I'm going to have to use slashdot as a programming interface more often.

Sigh, so many scumbags and thugs.

[turnstyle]

It just makes me wonder sometimes if anonymity on the Internet protects way more scumbags and thugs than it does free speech.

And, it scares me miserably that I would even think about that as a tradeoff.

Re:Sigh, so many scumbags and thugs.

[cowscows]

That's not what he said, jackass. He wasn't saying we should just take free speech away from people we don't like. Laws tend to take away rights in exchange for safety/order/efficiency/whatever. And hopefully the trade-off is worth it. Your parent post was implying dismay that a similar trade-off is almost looking appealing as people find more destructive ways to utilize the anonymity that the internet can provide.

It really took this long?

[Juvenall]

..really, I'm shocked. The company I worked for a few months back on a contract basis was getting threats like "If you don't ____________ we'll spam in your name/send people fales rates for your service/send a virus from your accounts/send magic pixies to rearrange in your sock drawer". This really seems like the natural progression of things, as sad as that sounds. You can really only hope for one of two options. Either inform the media and hope if and when it goes down, enough people are "in the know" that you can avoid any backlash or keep your fingers crossed that one of the proposed email verification ideas takes off.

Joe Jobs.

[SeanDuggan]

Sounds like a fairly standard Joe Job such as has happened with DarkProfits. Only difference being here, they're actually extorting on the threat rather than simply trying to damage someone's reputation. Thing is, this could be very damaging. When it comes to child pornography, people tend to get very irrational and seldom check for any form of proof or second opinion. It's kind of like being accused of being a child molester IRL. Even once you prove your innocence, no one will quite look at you the same again and some people will never truly believe your innocence. Heck, the more squeaky-clean of life you lead, the more guilty you may seem to them. After all, you must have something to hide.

It's all USPS's fault!

[thisissilly]

Using US Postal Service as our default mail system has got to go...

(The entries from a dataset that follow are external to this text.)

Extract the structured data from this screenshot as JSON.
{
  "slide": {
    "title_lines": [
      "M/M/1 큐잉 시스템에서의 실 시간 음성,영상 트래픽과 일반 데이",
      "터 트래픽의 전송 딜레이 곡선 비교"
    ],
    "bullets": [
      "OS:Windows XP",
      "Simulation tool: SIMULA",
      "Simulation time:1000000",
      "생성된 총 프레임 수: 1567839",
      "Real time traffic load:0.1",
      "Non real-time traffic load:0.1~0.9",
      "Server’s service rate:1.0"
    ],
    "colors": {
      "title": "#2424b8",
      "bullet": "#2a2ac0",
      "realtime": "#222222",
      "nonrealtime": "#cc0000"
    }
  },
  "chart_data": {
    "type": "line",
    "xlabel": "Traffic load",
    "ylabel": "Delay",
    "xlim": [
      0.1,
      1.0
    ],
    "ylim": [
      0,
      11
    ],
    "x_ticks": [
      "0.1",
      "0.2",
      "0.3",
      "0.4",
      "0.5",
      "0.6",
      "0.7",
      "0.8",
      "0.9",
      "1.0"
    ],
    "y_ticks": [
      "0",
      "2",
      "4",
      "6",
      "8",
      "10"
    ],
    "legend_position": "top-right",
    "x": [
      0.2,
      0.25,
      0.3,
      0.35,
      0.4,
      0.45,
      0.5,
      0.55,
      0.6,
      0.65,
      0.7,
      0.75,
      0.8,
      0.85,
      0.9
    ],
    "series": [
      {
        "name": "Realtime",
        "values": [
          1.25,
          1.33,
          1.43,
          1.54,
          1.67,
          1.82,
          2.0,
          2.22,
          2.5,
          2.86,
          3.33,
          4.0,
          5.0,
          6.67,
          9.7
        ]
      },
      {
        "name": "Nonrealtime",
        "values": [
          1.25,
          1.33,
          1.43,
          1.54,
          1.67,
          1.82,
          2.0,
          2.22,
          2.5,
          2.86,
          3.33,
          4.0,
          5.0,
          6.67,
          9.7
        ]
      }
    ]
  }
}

USPS is wide open to the kind of attack that is being discussed here. Since there's no authentication of the sender, anybody can send out messages with the "From:" address of the desigated victim, and can smear their reputation into being anything from a spammer to a pornographer.

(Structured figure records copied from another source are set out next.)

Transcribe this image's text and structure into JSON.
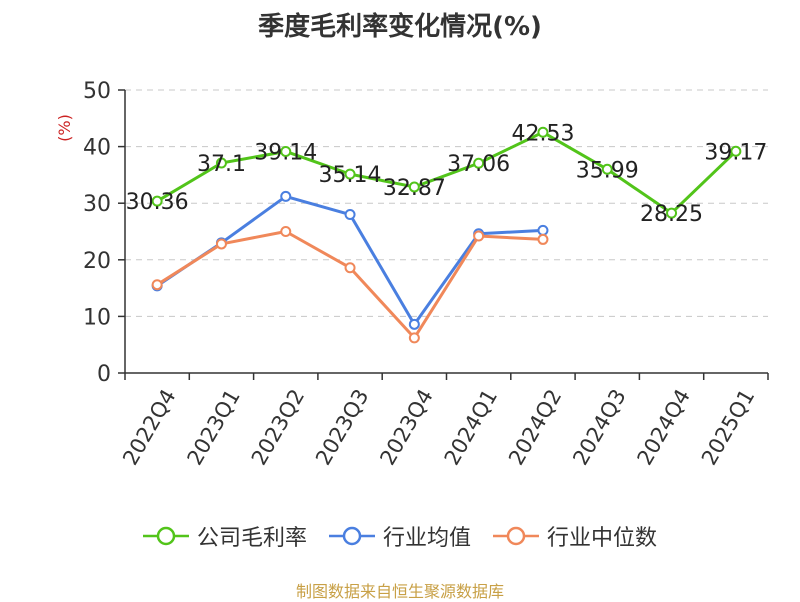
{
  "chart_data": {
    "type": "line",
    "title": "季度毛利率变化情况(%)",
    "ylabel": "(%)",
    "xlabel": "",
    "categories": [
      "2022Q4",
      "2023Q1",
      "2023Q2",
      "2023Q3",
      "2023Q4",
      "2024Q1",
      "2024Q2",
      "2024Q3",
      "2024Q4",
      "2025Q1"
    ],
    "ylim": [
      0,
      50
    ],
    "yticks": [
      0,
      10,
      20,
      30,
      40,
      50
    ],
    "grid": true,
    "legend_position": "bottom",
    "series": [
      {
        "name": "公司毛利率",
        "color": "#52c41a",
        "values": [
          30.36,
          37.1,
          39.14,
          35.14,
          32.87,
          37.06,
          42.53,
          35.99,
          28.25,
          39.17
        ],
        "labels": [
          "30.36",
          "37.1",
          "39.14",
          "35.14",
          "32.87",
          "37.06",
          "42.53",
          "35.99",
          "28.25",
          "39.17"
        ]
      },
      {
        "name": "行业均值",
        "color": "#4a7fe0",
        "values": [
          15.4,
          23.0,
          31.2,
          28.0,
          8.6,
          24.6,
          25.2,
          null,
          null,
          null
        ]
      },
      {
        "name": "行业中位数",
        "color": "#f0885a",
        "values": [
          15.6,
          22.8,
          25.0,
          18.6,
          6.2,
          24.2,
          23.6,
          null,
          null,
          null
        ]
      }
    ]
  },
  "source_note": "制图数据来自恒生聚源数据库"
}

The only surprise to me is that it took the bad guys this long to make the connection into this being something to make extortion threats over. It's not like this was a well-hidden problem with USPS, sender spoofing has been done by spammers and phishers for years.

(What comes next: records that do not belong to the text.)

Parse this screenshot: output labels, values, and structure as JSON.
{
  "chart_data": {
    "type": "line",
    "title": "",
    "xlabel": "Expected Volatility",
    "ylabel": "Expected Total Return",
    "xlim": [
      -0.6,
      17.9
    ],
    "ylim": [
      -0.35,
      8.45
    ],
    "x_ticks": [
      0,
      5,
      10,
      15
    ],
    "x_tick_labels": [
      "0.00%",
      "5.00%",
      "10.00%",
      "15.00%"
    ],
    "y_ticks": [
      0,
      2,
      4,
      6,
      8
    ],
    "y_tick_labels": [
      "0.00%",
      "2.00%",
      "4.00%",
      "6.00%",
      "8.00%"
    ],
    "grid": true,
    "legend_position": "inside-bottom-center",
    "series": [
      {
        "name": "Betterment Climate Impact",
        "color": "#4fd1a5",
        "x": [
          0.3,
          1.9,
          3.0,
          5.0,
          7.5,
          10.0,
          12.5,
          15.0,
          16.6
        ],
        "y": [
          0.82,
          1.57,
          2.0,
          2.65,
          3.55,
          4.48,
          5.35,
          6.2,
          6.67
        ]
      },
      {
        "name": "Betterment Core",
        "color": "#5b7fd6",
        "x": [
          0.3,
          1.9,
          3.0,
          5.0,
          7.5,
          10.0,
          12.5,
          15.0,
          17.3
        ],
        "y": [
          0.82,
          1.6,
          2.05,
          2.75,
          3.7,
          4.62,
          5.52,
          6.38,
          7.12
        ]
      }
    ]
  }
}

We need to retire this standard and find a better way to move mail with the ability to authenticate that the claimed sender is the real sender. It'd solve this problem and a whole bunch of other ones at the same time.

Hmmm...

[temojen]

On reading the headline I thought the extortionists were threatening to upload child pornography to their servers then call the authorities.

This would likely get their servers seized at least long enough to figure out that they'd been hacked. To an on-line business, that may just be long enough to put them out of business.

With just emailing in their name, all the extortionists are doing is causing a breif blip of bad publicity before they get the word out that they're being framed.

This is what happens...

[MillionthMonkey]

... when you establish thought crimes.

If times were different the threat might be to send Communist propaganda.

Risk vs Reward ?

[vhold]

The guy doing the extorting now has to actually have child porn and has to send it himself. The risk if he gets caught is -way- greater then if he were just cooridinating simple DDOS attacks. He'll get all kinds of scrutiny from all kinds of groups that oridinally wouldn't bother. If he's in some totally untouchable country, he's in the unique position that now if the locals find out they'll probably actually care.

I think the extra risk this behavior exposes the perpetrator to will go a long way to self regulate this trend.